Wymarzony skrzydłowy
Analizując sezon 2021 Formuły 1 pod kątem rezultatów zespołu Red Bulla, można wyciągnąć bardzo ciekawe wnioski. Na pierwszy rzut oka można stwierdzić, że ekipa z Milton Keynes przegrała tytuł wśród konstruktorów przez słabą dyspozycję Sergio Pereza. Lider zespołu Max Verstappen został mistrzem świata, więc o utratę drugiego trofeum należy obwinić jego meksykańskiego partnera. Po prostu dowiózł on za mało punktów, kończąc sezon na czwartym miejscu w klasyfikacji kierowców.
Zagłębiając się w tegoroczne występy 31-latka można jednak zauważyć coś zupełnie innego. Gdyby nie on, Red Bull nie wyrwał by tego zdecydowanie ważniejszego mistrzostwa z rąk Lewisa Hamiltona. „Checo” sprawił, że na torach w Monako, Turcji, Meksyku oraz w Abu Zabi kierowca Mercedesa musiał uznać wyższość Verstappena. To dlatego, że Perez miał wystarczające tempo i umiejętności do tego, by rzucić rękawice siedmiokrotnemu mistrzowi świata. Poczynił to w prosty sposób skupiając jego uwagę na sobie, a nie na Holendrze.
Brytyjczyk nie mógł liczyć na podobne wsparcie ze strony Valtteriego Bottasa. Fin przegrywał każdą bezpośrednią potyczkę z rozpędzonym Holendrem z Red Bulla, nawet gdy powstrzymanie go było jego jedynym zadaniem w wyścigu [Bottas otrzymał niewymuszoną karę za wymianę silnika na GP Rosji, gdzie Verstappen startował z końca stawki – przyp. red]. Być może ta różnica sprawiła, że w tym roku ujrzeliśmy nowego mistrza świata.
Let’s get them!
Problemem Sergio Pereza było tempo jednego okrążenia. Checo kilkukrotnie miał spory problem z wykonaniem swojego zadania w kwalifikacjach. Jednakże niemal za każdym razem, gdy zawiódł w sobotę, marginalizował straty w wyścigu, dzięki swoim odważnym manewrom i umiejętnemu zarządzaniu ogumieniem. Co więcej, w tych rundach, w których poskładał dobre okrążenie w czasówce, był z automatu zagrożeniem dla rywali w niedzielnych wyścigach.
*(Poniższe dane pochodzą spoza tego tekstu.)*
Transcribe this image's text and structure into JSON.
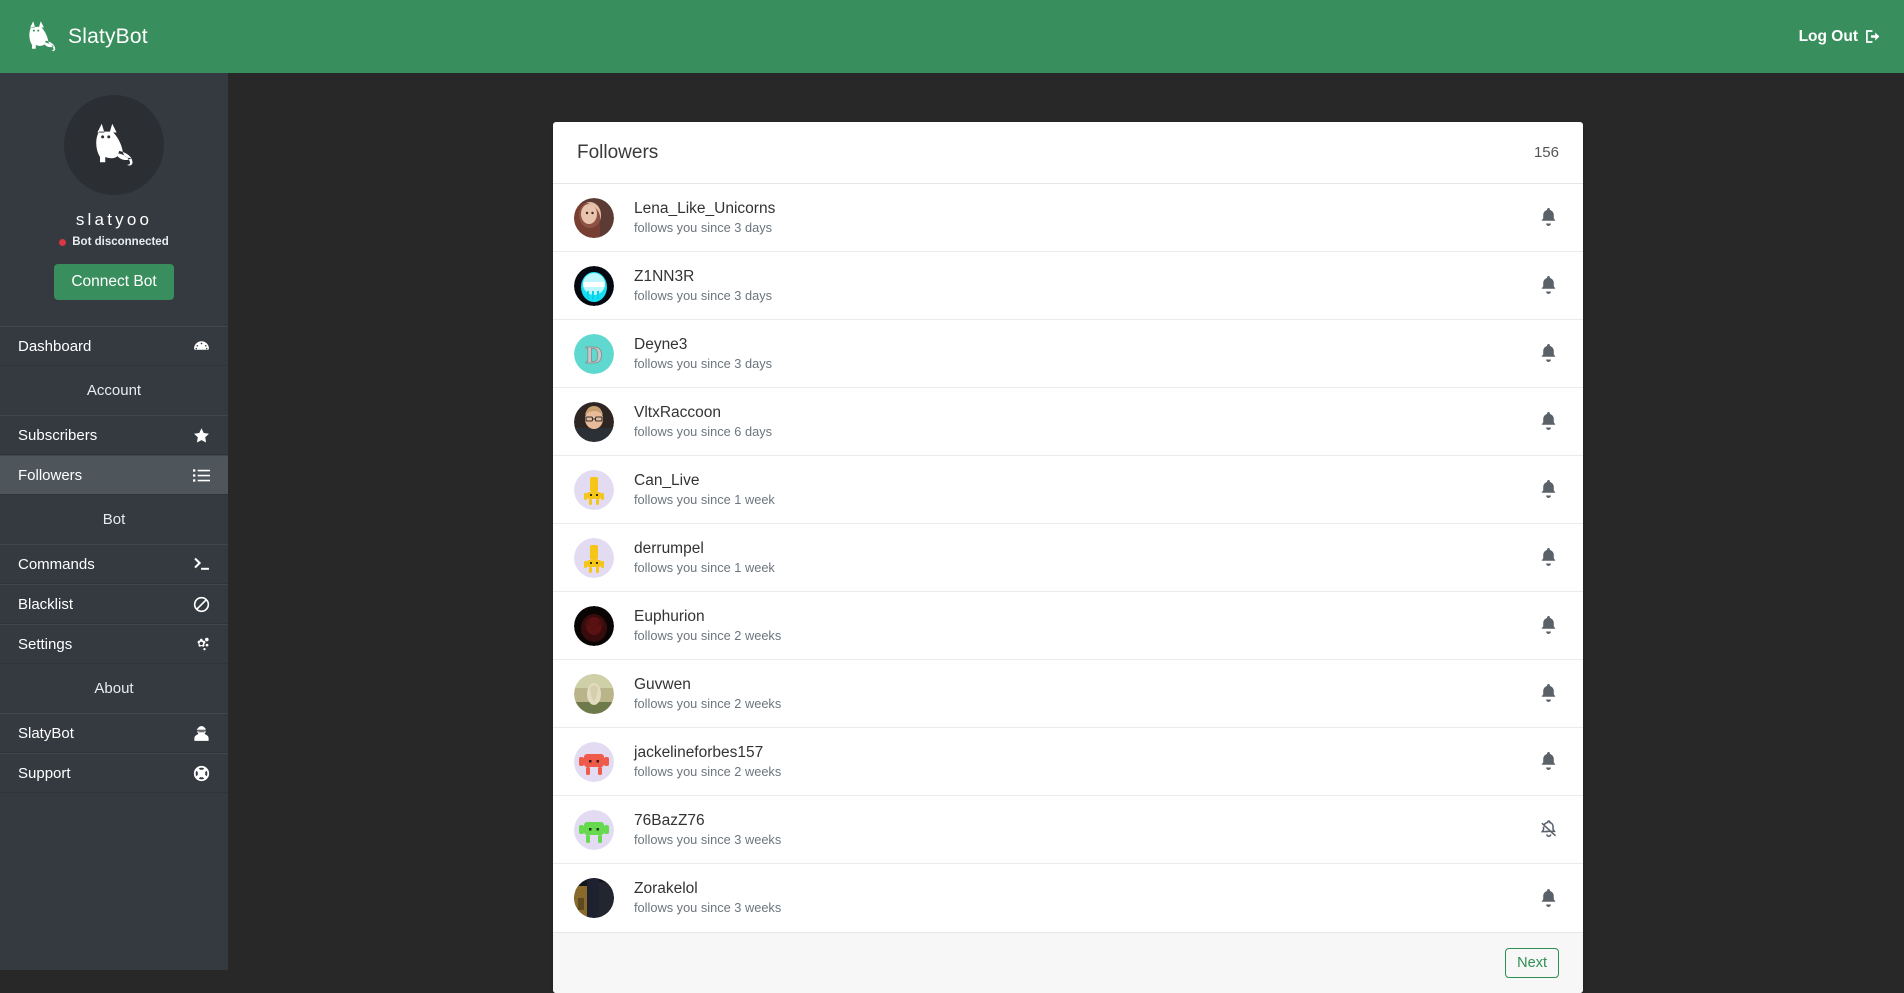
{
  "topbar": {
    "brand": "SlatyBot",
    "brand_icon": "cat-logo-icon",
    "logout_label": "Log Out",
    "logout_icon": "sign-out-icon",
    "background": "#388e5c"
  },
  "sidebar": {
    "profile": {
      "avatar_icon": "cat-avatar-icon",
      "name": "slatyoo",
      "status": "Bot disconnected",
      "status_color": "#dc3545",
      "connect_label": "Connect Bot"
    },
    "items": [
      {
        "label": "Dashboard",
        "icon": "tachometer-icon",
        "active": false
      },
      {
        "label": "Subscribers",
        "icon": "star-icon",
        "active": false
      },
      {
        "label": "Followers",
        "icon": "list-icon",
        "active": true
      },
      {
        "label": "Commands",
        "icon": "terminal-icon",
        "active": false
      },
      {
        "label": "Blacklist",
        "icon": "ban-icon",
        "active": false
      },
      {
        "label": "SlatyBot",
        "icon": "user-secret-icon",
        "active": false
      },
      {
        "label": "Support",
        "icon": "life-ring-icon",
        "active": false
      },
      {
        "label": "Settings",
        "icon": "cogs-icon",
        "active": false
      }
    ],
    "groups": {
      "account": "Account",
      "bot": "Bot",
      "about": "About"
    }
  },
  "card": {
    "title": "Followers",
    "count": "156",
    "next_label": "Next",
    "accent": "#2f8e53",
    "rows": [
      {
        "name": "Lena_Like_Unicorns",
        "since": "follows you since 3 days",
        "bell": "bell-icon",
        "avatar": "photo-woman-brown"
      },
      {
        "name": "Z1NN3R",
        "since": "follows you since 3 days",
        "bell": "bell-icon",
        "avatar": "photo-neon-cyan"
      },
      {
        "name": "Deyne3",
        "since": "follows you since 3 days",
        "bell": "bell-icon",
        "avatar": "letter-d-teal"
      },
      {
        "name": "VltxRaccoon",
        "since": "follows you since 6 days",
        "bell": "bell-icon",
        "avatar": "photo-man-glasses"
      },
      {
        "name": "Can_Live",
        "since": "follows you since 1 week",
        "bell": "bell-icon",
        "avatar": "robot-yellow"
      },
      {
        "name": "derrumpel",
        "since": "follows you since 1 week",
        "bell": "bell-icon",
        "avatar": "robot-yellow"
      },
      {
        "name": "Euphurion",
        "since": "follows you since 2 weeks",
        "bell": "bell-icon",
        "avatar": "photo-dark-red"
      },
      {
        "name": "Guvwen",
        "since": "follows you since 2 weeks",
        "bell": "bell-icon",
        "avatar": "photo-outdoor-green"
      },
      {
        "name": "jackelineforbes157",
        "since": "follows you since 2 weeks",
        "bell": "bell-icon",
        "avatar": "robot-red"
      },
      {
        "name": "76BazZ76",
        "since": "follows you since 3 weeks",
        "bell": "bell-slash-icon",
        "avatar": "robot-green"
      },
      {
        "name": "Zorakelol",
        "since": "follows you since 3 weeks",
        "bell": "bell-icon",
        "avatar": "photo-dark-gold"
      }
    ]
  }
}
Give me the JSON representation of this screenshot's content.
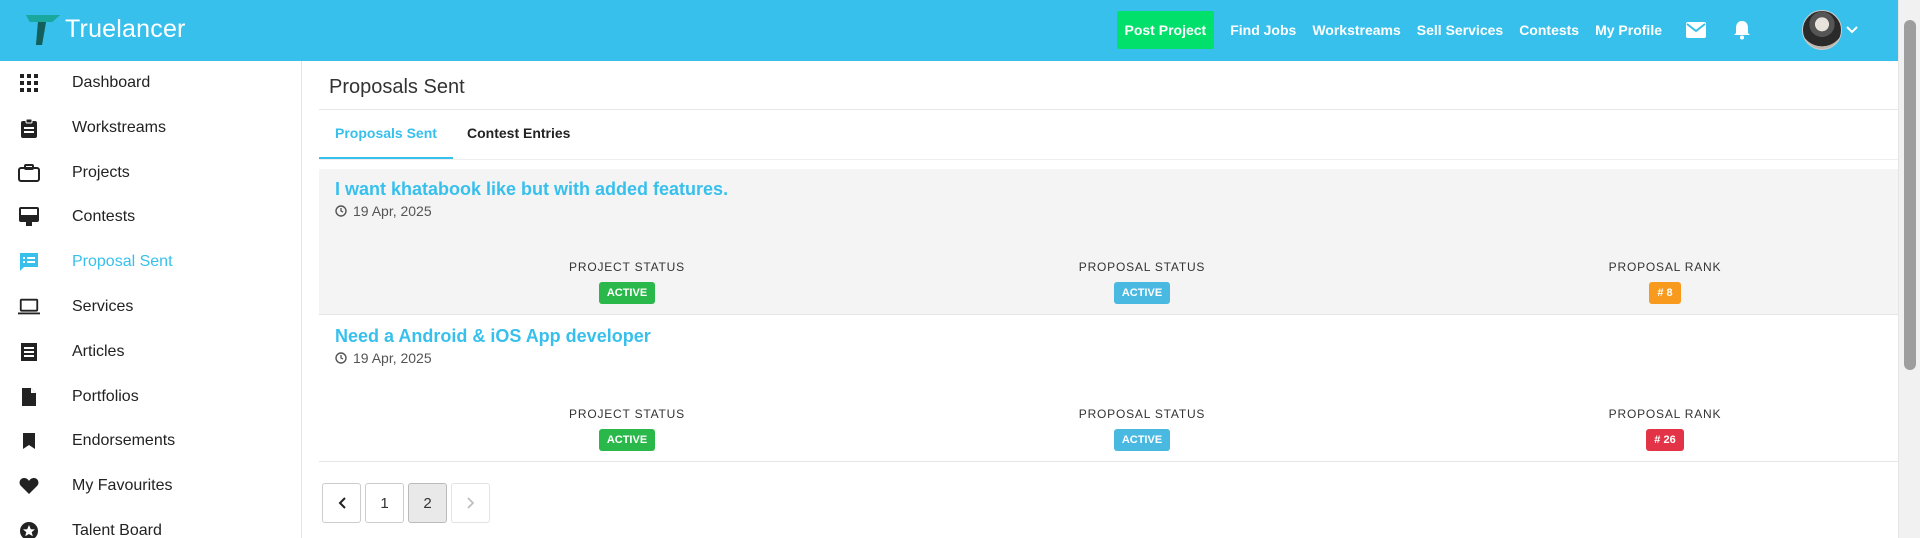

To właśnie on krzyczał przez radio Bierzmy ich! wyprzedzając Bottasa i ruszając w pogoń za Lewisem Hamiltonem na torze Paul Ricard we Francji. Tam, gdzie Red Bull po raz pierwszy w tym sezonie zdobył podwójne podium. Jakby tego było mało, często powraca argument wyścigu w Baku. W stolicy Azerbejdżanu przebita opona pozbawiła Maxa Verstappena zasłużonego zwycięstwa, a Lewis Hamilton przestrzelił pierwszy zakręt przy restarcie. Wyścig został więc wygrany przez 31-latka z Guadalajary.
Rzeczy ważne i ważniejsze
Serial Drive To Survive produkowany przez Netflixa przypomniał ważną rzecz. Formuła 1 to nie tylko ściganie, ale i relacje międzyludzkie. Obserwując Sergio Pereza po przyjściu do Red Bulla, błyskawicznie można było zobaczyć jak bardzo wiele znaczy dla niego szansa jazdy dla najlepszej ekipy w stawce. Zwłaszcza że Meksykanin otrzymał ją dopiero kilka miesięcy po tym, gdy stracił fotel w Racing Point i został bez pracy. Zespół Lawrence’a Strolla postawił bowiem na Sebastiana Vettela.
Na przestrzeni całego sezonu widać też było, że pomiędzy nim a Maxem Verstappenem wytworzyła się naprawdę silna relacja. Holenderski mistrz świata od czasu GP Abu Zabi już wielokrotnie poruszył temat swojego partnera z zespołu, poczynając od słów Checo to legenda, wypowiedzianych jeszcze w trakcie wyścigu. Jego najnowsza wypowiedź tyczy się tego, że odkąd Perez został jego partnerem z zespołu, 24-latek spojrzał na niego z innej strony. Holender wydaje się mocno zaskoczony swoimi obserwacjami.
– Nigdy nie mogłem nawet sądzić, że [Checo – przyp. red] okaże się tak niesamowity. Wcześniej znałem go tylko jako kierowcę, ale teraz, kiedy spędziłem z nim więcej czasu, zauważyłem, że jest naprawdę genialnym gościem – powiedział świeżo upieczony mistrz świata.